Contending with the sins of your holiday gluttony? Time to repent.
While the salad at Milto's is your standard Greek -- feta, black olives, yada yada -- the housemade salad dressing here has achieved something of cult-like status, compelling folks to buy whole bottles of it just in case the apocalypse really does come one day, and they're relegated to a bleak future of dry lettuce leaves. Tangy, oily, and oregano-y, it's been emulsified into true bliss.
With its affection for flamingo decor, the inside of Garden Spot feels a bit like Grandma's place down in Boca Raton, but don't let that turn you off. The enormous, many-varied salads are a highlight of this modest strip mall cafe, and particularly the Majestic -- lavished with smoke provolone and pecans, it's hearty enough to be dinner.
A "house salad" is usually forgettable entree side that isn't too expensive to make -- like, "hey, here's some Iceberg -- on the house!" But the Zax house salad is so much more lovely than that. With bleu cheese and candied pecans, I like mine topped with jerk salmon: A proper meal unto itself, and not just a crunchy afterthought.
Nordstrom is a fantasy world for a particular kind of female shopper, and so it's only fitting that Cafe Bistro -- their in-department store restaurant -- has a menu for this demographic, full of fancy lady salads. The tasty Cilantro Lime Shrimp is hearty enough, and won't interfere later with those designer slacks you just bought.
A modest little Far West bakery, Kneaded Pleasures is one of the only places I know that doesn't commit the cardinal sin of tuna salad -- i.e., mayonnaise overload. A scoop of the stuff makes for a filling lunch that won't send your arteries into shock.
Too many times, all-salad-bar restaurants just appear to have given up: Sad, wilted lettuce, lame ingredients like cucumber (seriously. When have you ever been excited about putting cucumber on your salad?), and gross, crusted dressing bottles. Not so at Leaf, where the humble salad takes pride in itself: Yes, sun dried tomatoes! Come forth, grilled steak! Rain down, goat cheese! This is salad eating for people who still enjoying eating.
I hope this wonderful little raw shop -- so rare in north Austin -- makes it. Visit it for me, will you? And when you do, try the "tuna" salad (ah, raw restaurants...always with your quotation marks!) made with fermented sunflower seed pate.

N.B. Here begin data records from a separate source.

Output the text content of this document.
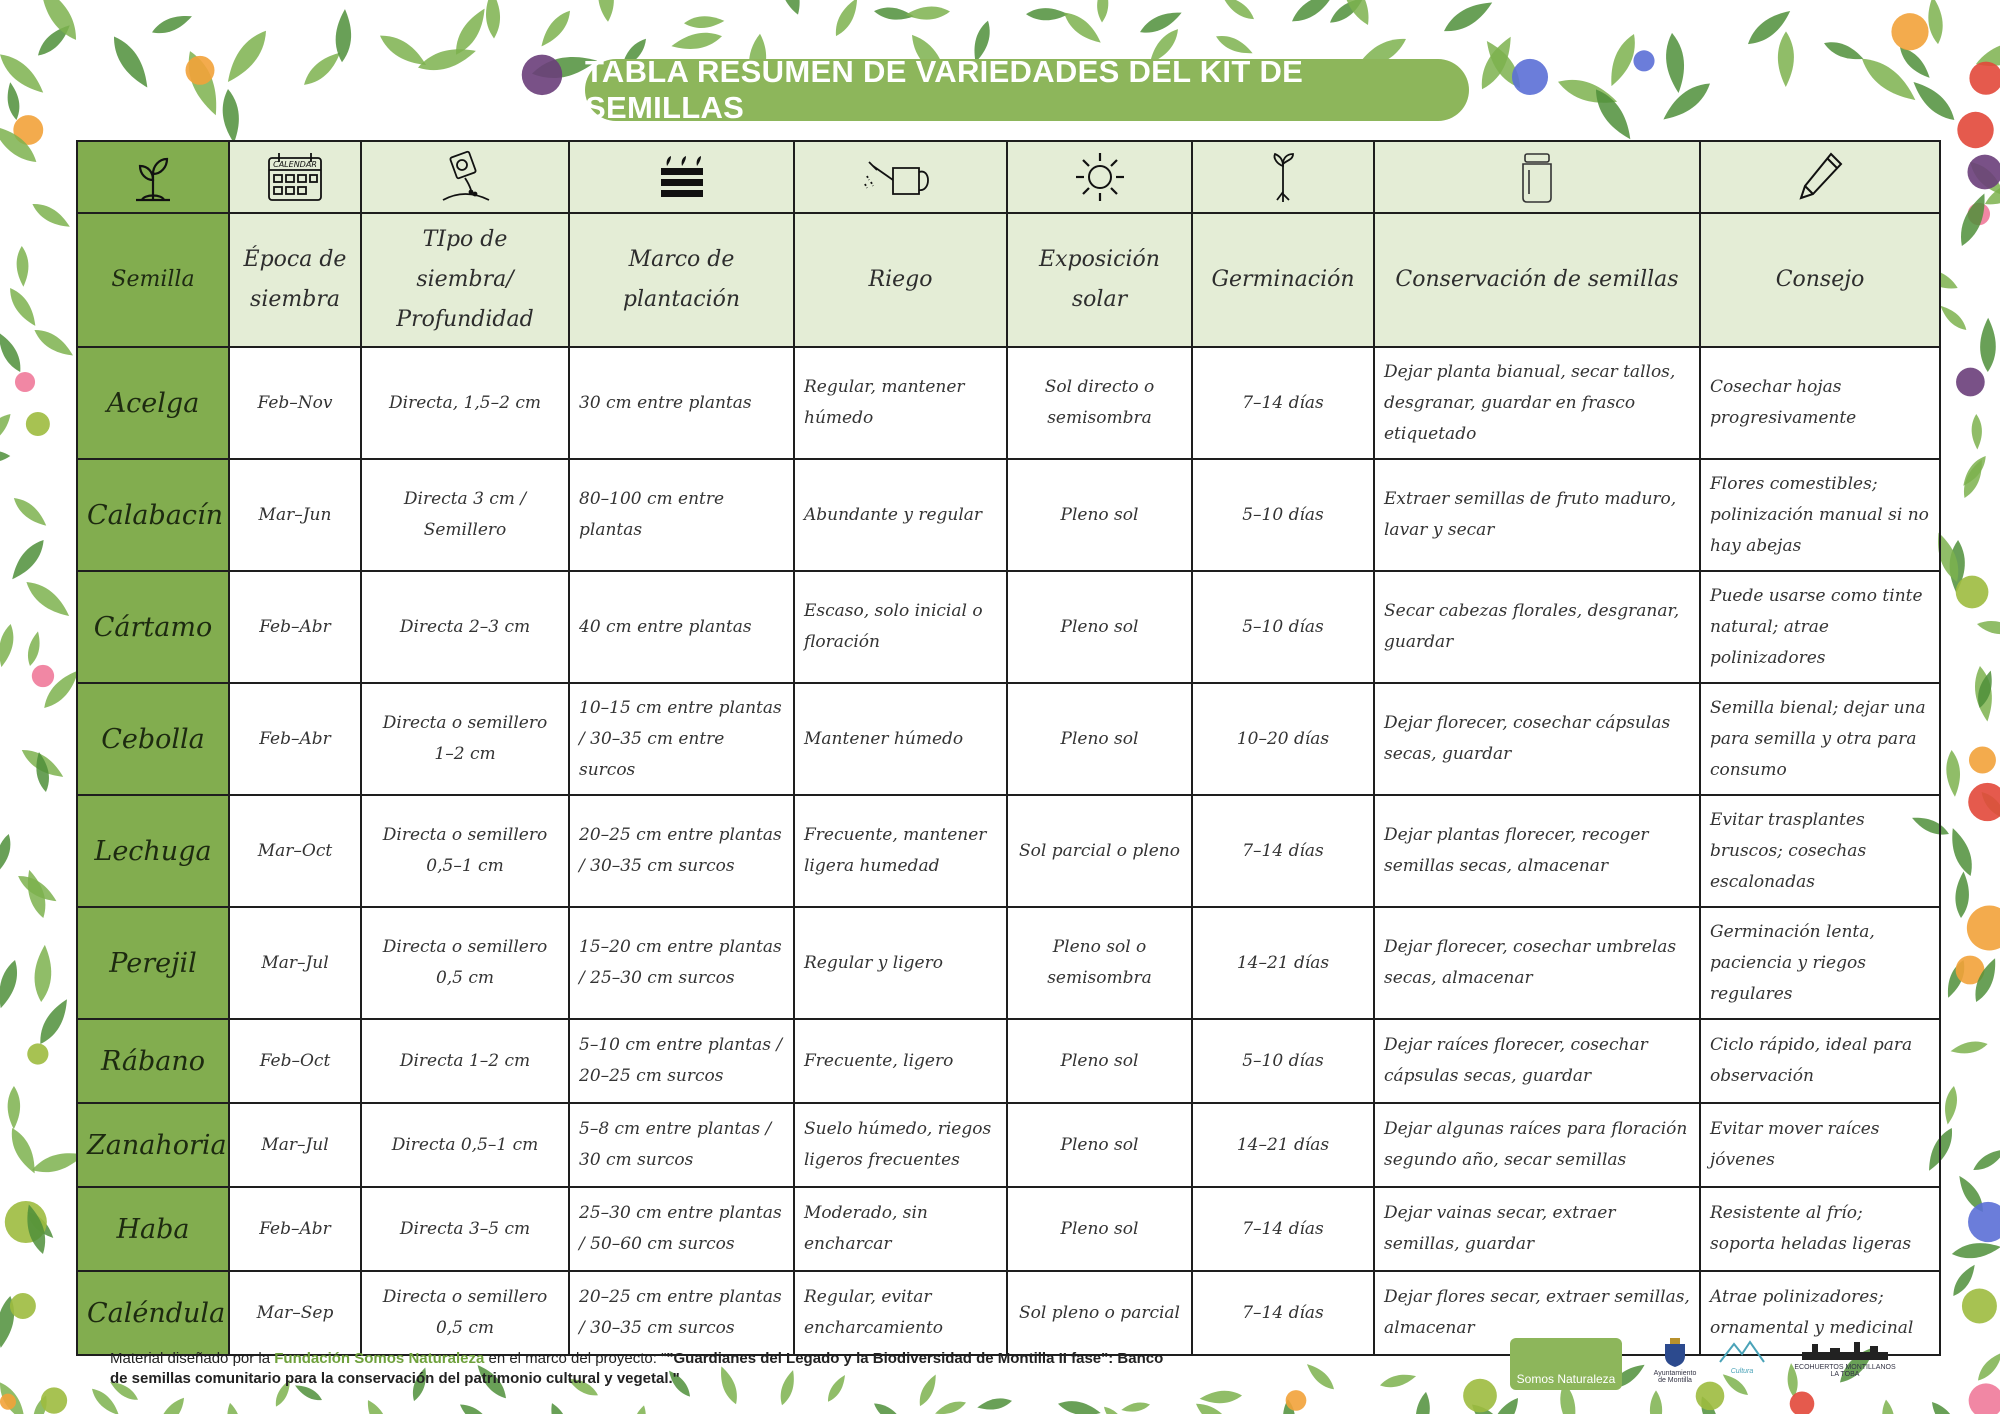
TABLA RESUMEN DE VARIEDADES DEL KIT DE SEMILLAS

CALENDAR

Semilla	Época de siembra	TIpo de siembra/ Profundidad	Marco de plantación	Riego	Exposición solar	Germinación	Conservación de semillas	Consejo
Acelga	Feb–Nov	Directa, 1,5–2 cm	30 cm entre plantas	Regular, mantener húmedo	Sol directo o semisombra	7–14 días	Dejar planta bianual, secar tallos, desgranar, guardar en frasco etiquetado	Cosechar hojas progresivamente
Calabacín	Mar–Jun	Directa 3 cm / Semillero	80–100 cm entre plantas	Abundante y regular	Pleno sol	5–10 días	Extraer semillas de fruto maduro, lavar y secar	Flores comestibles; polinización manual si no hay abejas
Cártamo	Feb–Abr	Directa 2–3 cm	40 cm entre plantas	Escaso, solo inicial o floración	Pleno sol	5–10 días	Secar cabezas florales, desgranar, guardar	Puede usarse como tinte natural; atrae polinizadores
Cebolla	Feb–Abr	Directa o semillero 1–2 cm	10–15 cm entre plantas / 30–35 cm entre surcos	Mantener húmedo	Pleno sol	10–20 días	Dejar florecer, cosechar cápsulas secas, guardar	Semilla bienal; dejar una para semilla y otra para consumo
Lechuga	Mar–Oct	Directa o semillero 0,5–1 cm	20–25 cm entre plantas / 30–35 cm surcos	Frecuente, mantener ligera humedad	Sol parcial o pleno	7–14 días	Dejar plantas florecer, recoger semillas secas, almacenar	Evitar trasplantes bruscos; cosechas escalonadas
Perejil	Mar–Jul	Directa o semillero 0,5 cm	15–20 cm entre plantas / 25–30 cm surcos	Regular y ligero	Pleno sol o semisombra	14–21 días	Dejar florecer, cosechar umbrelas secas, almacenar	Germinación lenta, paciencia y riegos regulares
Rábano	Feb–Oct	Directa 1–2 cm	5–10 cm entre plantas / 20–25 cm surcos	Frecuente, ligero	Pleno sol	5–10 días	Dejar raíces florecer, cosechar cápsulas secas, guardar	Ciclo rápido, ideal para observación
Zanahoria	Mar–Jul	Directa 0,5–1 cm	5–8 cm entre plantas / 30 cm surcos	Suelo húmedo, riegos ligeros frecuentes	Pleno sol	14–21 días	Dejar algunas raíces para floración segundo año, secar semillas	Evitar mover raíces jóvenes
Haba	Feb–Abr	Directa 3–5 cm	25–30 cm entre plantas / 50–60 cm surcos	Moderado, sin encharcar	Pleno sol	7–14 días	Dejar vainas secar, extraer semillas, guardar	Resistente al frío; soporta heladas ligeras
Caléndula	Mar–Sep	Directa o semillero 0,5 cm	20–25 cm entre plantas / 30–35 cm surcos	Regular, evitar encharcamiento	Sol pleno o parcial	7–14 días	Dejar flores secar, extraer semillas, almacenar	Atrae polinizadores; ornamental y medicinal
Material diseñado por la Fundación Somos Naturaleza en el marco del proyecto: ""Guardianes del Legado y la Biodiversidad de Montilla II fase": Banco de semillas comunitario para la conservación del patrimonio cultural y vegetal."	Somos Naturaleza	Ayuntamiento de Montilla
Cultura
ECOHUERTOS MONTILLANOS LA TOBA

One gets weary of grilled chicken when one is a salad eater. Fortunately, that's not a problem at The Grove, whose entree salads include riches like Scottish salmon, smoked gouda-covered steak, and sesame-seared Ahi tuna -- I've eaten each one gleefully, not only because they're delicious, but so that I don't accidentally die of conditions associated with chronic grilled chicken consumption (like being shot for being annoyingly, smugly healthy).